William Conrad wasn't concerned with Cannon's longevity
William Conrad, master of relaxation.
It seems like almost a guarantee that when something becomes successful, some powerful entity will overwork it and recreate it until every last dollar has been made from the premise. Cases like these include reboots, sequels, and the ever-faithful method of stretching a series out one too many seasons.
This doesn't mean that every series that has many seasons lacks quality; it just means that with more content, there are more opportunities for things to go wrong. Sometimes it's best to live and let live.
This was advice adopted by William Conrad, star of the series Cannon. In total, the series lasted five seasons in as many years. This was no small feat, especially considering each season had over twenty episodes. However, the show's star, William Conrad, was perfectly at ease with his series, no matter how many seasons it ran for.

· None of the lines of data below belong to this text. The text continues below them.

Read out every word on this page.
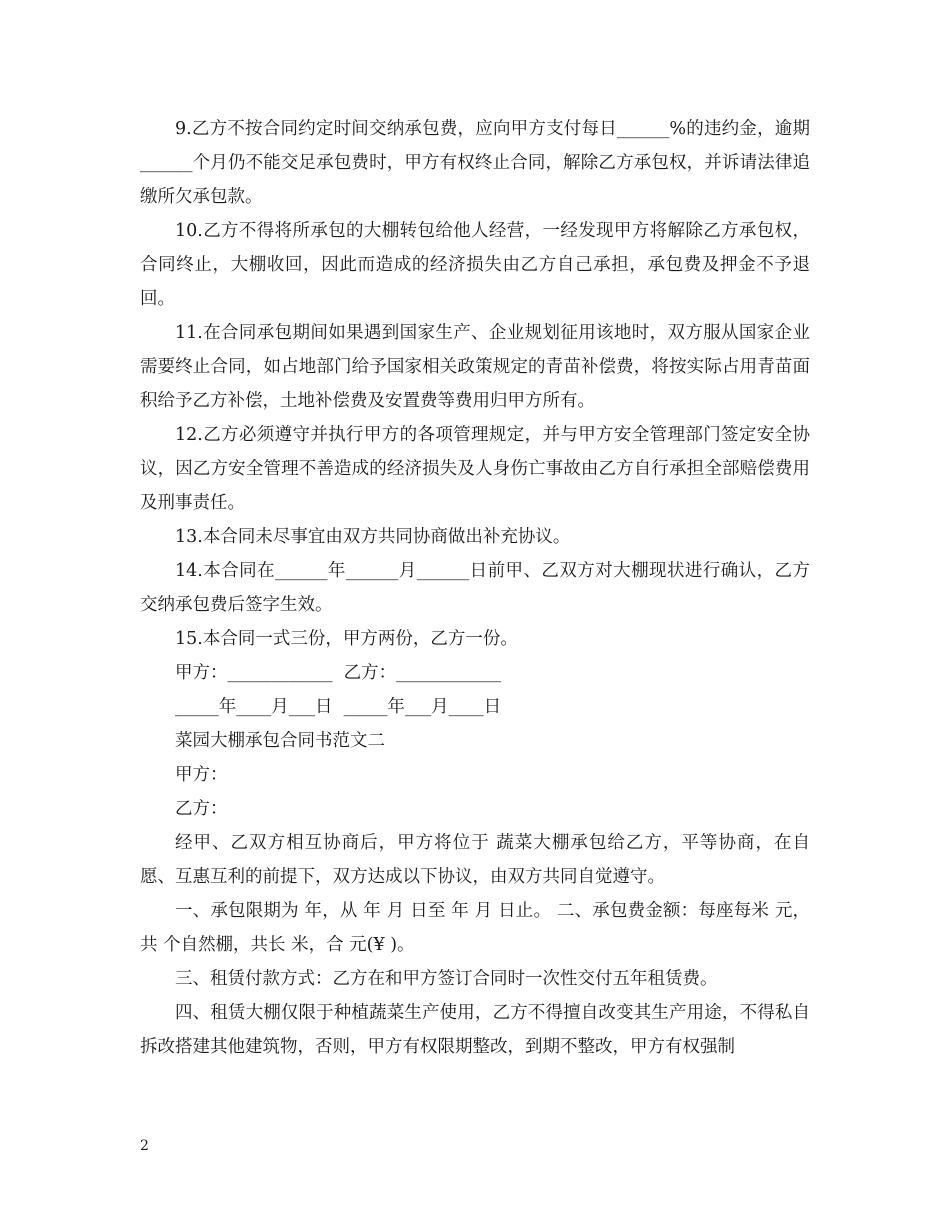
9.乙方不按合同约定时间交纳承包费，应向甲方支付每日______%的违约金，逾期______个月仍不能交足承包费时，甲方有权终止合同，解除乙方承包权，并诉请法律追缴所欠承包款。

10.乙方不得将所承包的大棚转包给他人经营，一经发现甲方将解除乙方承包权，合同终止，大棚收回，因此而造成的经济损失由乙方自己承担，承包费及押金不予退回。

11.在合同承包期间如果遇到国家生产、企业规划征用该地时，双方服从国家企业需要终止合同，如占地部门给予国家相关政策规定的青苗补偿费，将按实际占用青苗面积给予乙方补偿，土地补偿费及安置费等费用归甲方所有。

12.乙方必须遵守并执行甲方的各项管理规定，并与甲方安全管理部门签定安全协议，因乙方安全管理不善造成的经济损失及人身伤亡事故由乙方自行承担全部赔偿费用及刑事责任。

13.本合同未尽事宜由双方共同协商做出补充协议。

14.本合同在______年______月______日前甲、乙双方对大棚现状进行确认，乙方交纳承包费后签字生效。

15.本合同一式三份，甲方两份，乙方一份。

甲方：____________  乙方：____________

_____年____月___日  _____年___月____日

菜园大棚承包合同书范文二

甲方：

乙方：

经甲、乙双方相互协商后，甲方将位于 蔬菜大棚承包给乙方，平等协商，在自愿、互惠互利的前提下，双方达成以下协议，由双方共同自觉遵守。

一、承包限期为 年，从 年 月 日至 年 月 日止。 二、承包费金额：每座每米 元，共 个自然棚，共长 米，合 元(¥ )。

三、租赁付款方式：乙方在和甲方签订合同时一次性交付五年租赁费。

四、租赁大棚仅限于种植蔬菜生产使用，乙方不得擅自改变其生产用途，不得私自拆改搭建其他建筑物，否则，甲方有权限期整改，到期不整改，甲方有权强制

2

In an interview with the Ventura County Star, he stated, "In 17 years, I'd be crawling after the bad guys instead of chasing them." Conrad, who was almost fifty-three at the time of the 1973 interview, had plenty of experience previous to his role on Cannon, both behind and in front of the camera. However, he said, "The rule of thumb in this business is supposed to be that after five years with a series a lead is financially independent for life. I hope so. Because we're going into our third season - which means I'll only have to work two or three more years before the windfall should be mine."
The perspective wasn't born out of laziness; Conrad began helping to financially aid his family after the death of his father as a teenager. Conrad stated, "I had to go to work to support myself and my mother." Conrad also pushed himself in his work his entire adult life. It made sense that, now in his fifties, he felt that soon, he'd be able to reap the benefits of his hard labor.
Conrad's lax attitude was also not his way of slighting his series. In fact, he claimed that being on the series has only benefited him. He explained, "The show came at a good time. I wanted to get away from pressures and problems, and that's exactly what I've done on the series."